The other road—they are in Deradhun in India’s North-Eastern Part near Nanda Devi Biosphere Reserve. His brother invites them. The town is surrounded by Himalayas from South and India’s great rivers Yamuna and Ganga from west. In fact the water divide of those holy waters passes through the city. Their group travels in two white Forest Preservation Agency jeeps that her brother-in-law so kindly arranged for them and family.
They are driving on the winding spectacular road climbing up and down the steep gorges sunken in lush vegetation, occasionally showing the grayish, dark brown, rusty colored peaks with the furthest one, that distant dream of climbers cupped with white snow.
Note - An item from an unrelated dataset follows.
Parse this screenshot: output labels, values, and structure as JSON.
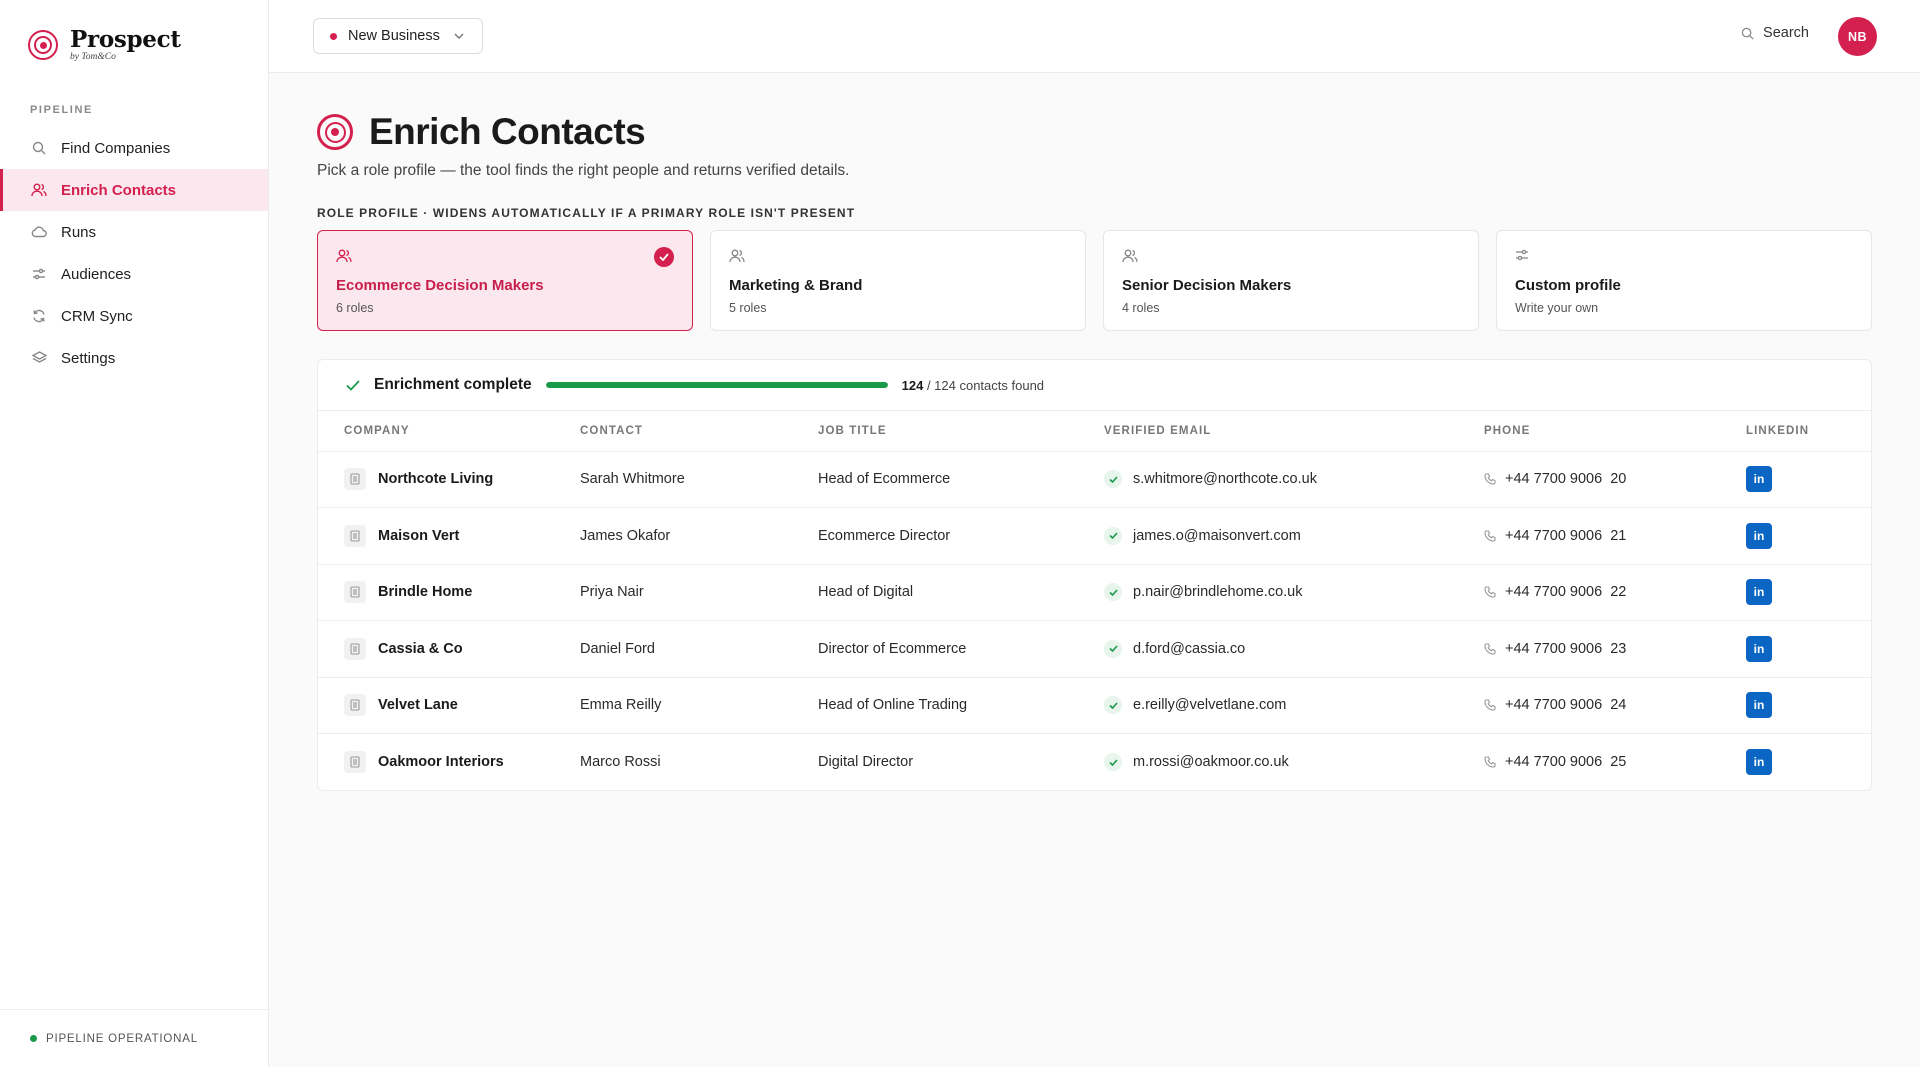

It glitters from afar as a gem in magnificent royal crown. The road is smooth; the heat rising from tarmac makes the view ahead unclear, void of focus—contributing to the sense of transience liquidity of time and space. Car goes fast enough not to experience the head ache from a such a steep climb, still the eardrums react to the change of altitude, and as turns go around to 360º the head starts spinning. The heat is also a contributing factor, the main culprit.
The sun is set on to melt everything around. It is a high noon, the leaves of saal forest surrounding the road are glistening in the scorching heat, the colonies of monkeys usually lively and active in the evenings are settled under the sparse shade of the threes, their color mimicking that of the dust at the roadside. The monkeys sit in groups and watch the cars passing by idle, immobile, only golden eyes alert and ready to charge after occasional banana thrown to them by a passenger, or just the skin of devoured fruit, still happy to substitute their beetle and crawlers diet for healthy vegetarian one. Their eyes reflect the weariness of hunger and curiosity, it seems they assessing the chance of food thrown at them from each passing car. Mothers are keeping the watchful eye on babies.
The cars now reached the highest point and start to descend. Every mountain and small hill is open to magnificent view, faded pale skies without single cloud, dusted green of forests, metal grey of cliffs in distance, shrilling songs of grasshoppers, and somewhere far down around the other gorge the noise of water, distant, powerful constant noise of falling stream broken into a foam.
The cars climb up the gorge again, steadily approaching the destination. The road narrows. She looks at winding of the road and the dust on its shoulders and the tall, taller than human termite castles, perched some near the saal trees or just at the clearing. Its rent-free inhabitants, big glossy ants, much bigger than their European cousins are busy running errands commuting to and fro from their apartments up the tree smooth trunks and back.
The sound of the motor, hubbub of cicadas and grasshoppers, the heat makes one sleepy while the turns and twists of the road makes the head spin. But she fights off the drowsiness in anticipation of the waterfall—Kempty falls is their destination. The cool freshness of water—pani in Hindi (the word reminds her of etiology of name of her native Georgian city Shorapani)—tskali, in Georgian, and life the water brings to surroundings.
Her thoughts wonder as the road ahead.
The smell of droplets in the hot air some two or more windings downwards of this helix road makes her alert. She feels thirsty and longs for the cold, teeth shattering water from mountain spring—tskaro, she once, long ago drank back home at Pasanauri. She still remembers how numbing the icy tskaros water was, her teeth ache, the mouth gradually getting used to its freezing temperature and heavenly taste of it. Gulp of spring water taken rather licked from the folded palms, numbed by it as well. The taste, freshness, memory of it, clear icy water in one’s palms, put to lips, swallowed, trickling down the throat. Filling another palm fold and drinking, drinking it, killing the thirst for good.